He, She, We with the alcohol | Teen Ink

He, She, We with the alcohol

June 5, 2010
By Akillian BRONZE, Welland, Other
Akillian BRONZE, Welland, Other
1 article 0 photos 0 comments

It’s been about 7 or 8 years since I last saw him.

He was an alcoholic before we were taken away. Long were the nights that the fighting and the screaming would last. I was too young to realize what they meant. I don’t remember too much of those fights. I guess my mind blocked it out.

The alcohol didn’t really mean much to me. I was forever taking bottles out to the kitchen sink for him. I once tasted the rim of a bottle. It tasted disgusting.

He wasn’t always drunk or drinking. Sometimes he would play with us. It was those moments of laughter and happiness that I treasured the most, when he wasn’t screaming at her. It was in those moments that let me know he wasn’t a bad man. It was the alcohol that turned him into the monster, the one who screamed and hit and overturned tables.

Even though I have always known that he was detrimental to our existence, I still wanted dearly for him to stay with us, for him to stay with her. But he was controlling, barely letting her out to go get us from school. He controlled and handled every penny.

I guess she was strong to cope and deal with the abuse and the restrictions. But she was also weak for not getting out of there, and our relationship with her suffered. Even now I don’t have a very good relationship with her. We were often left to our own devices, to entertain ourselves by ourselves while he was at work.

He went to jail once for drinking. I remember going to a strange place with bars and glass windows with openings and white walls and weird uniforms. I didn’t mention it for months. When I did, she said it had been a dream.

I didn’t suffer from his drinking. In an odd kind of way I knew that he would never lash out at us, would never hurt us. We were his two lovelies, his delicate little sparrows. He loved us too much to hurt us even when he was drunk.

I really didn’t think his drinking was abnormal. He drank so much and for as long as I could remember that it was my normal.

When I was 9, or maybe I was 10, we were taken away from them and put into individual foster homes. It was the first time in our lives that we were separated.

We went into a shelter with her. And at first we visited with him, but the visits were long and strained. It was always in a medium-sized room with a small window and a couch. There was always a one-way mirror facing opposite the couch. We were always watched, so it made such ritual things as giving affection awkward and forced. It wasn’t long before I hated those visits and had to be forced into going to them. After we moved, they stopped altogether.

I haven’t seen him since.

He took up with another woman and had a child with her. Now we have a 7 ½ - 8 years old half brother or sister out there somewhere. But not with them. He/she was taken away from them as they were unfit parents. He as a former (or still is) alcoholic, and she as a prostitute. I secretly hope it is a half-sister.

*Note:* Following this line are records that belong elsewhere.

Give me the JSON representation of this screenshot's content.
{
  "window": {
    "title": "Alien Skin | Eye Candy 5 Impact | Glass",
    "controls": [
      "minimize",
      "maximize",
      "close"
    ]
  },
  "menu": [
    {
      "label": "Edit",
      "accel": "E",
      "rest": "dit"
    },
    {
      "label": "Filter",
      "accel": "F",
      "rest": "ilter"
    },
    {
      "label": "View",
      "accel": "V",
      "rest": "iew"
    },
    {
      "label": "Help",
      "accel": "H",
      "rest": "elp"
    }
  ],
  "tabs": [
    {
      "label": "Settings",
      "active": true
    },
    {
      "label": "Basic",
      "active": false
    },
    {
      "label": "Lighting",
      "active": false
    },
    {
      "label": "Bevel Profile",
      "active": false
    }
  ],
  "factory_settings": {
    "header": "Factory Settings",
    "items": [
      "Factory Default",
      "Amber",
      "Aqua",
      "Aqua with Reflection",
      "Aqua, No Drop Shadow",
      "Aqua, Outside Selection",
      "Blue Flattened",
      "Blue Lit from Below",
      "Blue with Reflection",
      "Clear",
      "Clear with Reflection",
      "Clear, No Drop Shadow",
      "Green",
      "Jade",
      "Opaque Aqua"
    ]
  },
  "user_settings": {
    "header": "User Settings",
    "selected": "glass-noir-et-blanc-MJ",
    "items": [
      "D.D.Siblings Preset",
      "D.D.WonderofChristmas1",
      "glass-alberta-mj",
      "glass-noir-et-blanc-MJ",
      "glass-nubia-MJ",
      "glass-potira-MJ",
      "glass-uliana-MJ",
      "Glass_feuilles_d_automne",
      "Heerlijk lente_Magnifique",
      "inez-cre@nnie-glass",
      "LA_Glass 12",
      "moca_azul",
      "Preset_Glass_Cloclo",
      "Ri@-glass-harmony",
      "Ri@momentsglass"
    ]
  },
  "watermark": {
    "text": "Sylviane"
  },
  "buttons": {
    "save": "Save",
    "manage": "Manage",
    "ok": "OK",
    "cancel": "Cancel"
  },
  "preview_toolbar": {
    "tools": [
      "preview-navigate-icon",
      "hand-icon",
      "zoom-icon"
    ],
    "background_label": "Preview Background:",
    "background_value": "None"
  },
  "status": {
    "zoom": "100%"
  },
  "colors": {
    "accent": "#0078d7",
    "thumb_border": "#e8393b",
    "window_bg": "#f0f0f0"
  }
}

Even though I truly do know that being with him was detrimental to us, there are still times that I lay awake and cry against the sharp pang of only having one half, of living without him. I haven’t seen him in 7 or 8 years but I still miss him sorely.

I still miss my daddy.

The author's comments:
This is something that had been on my mind for a long time. I needed to air out some demons, and writing this down really helped with that process.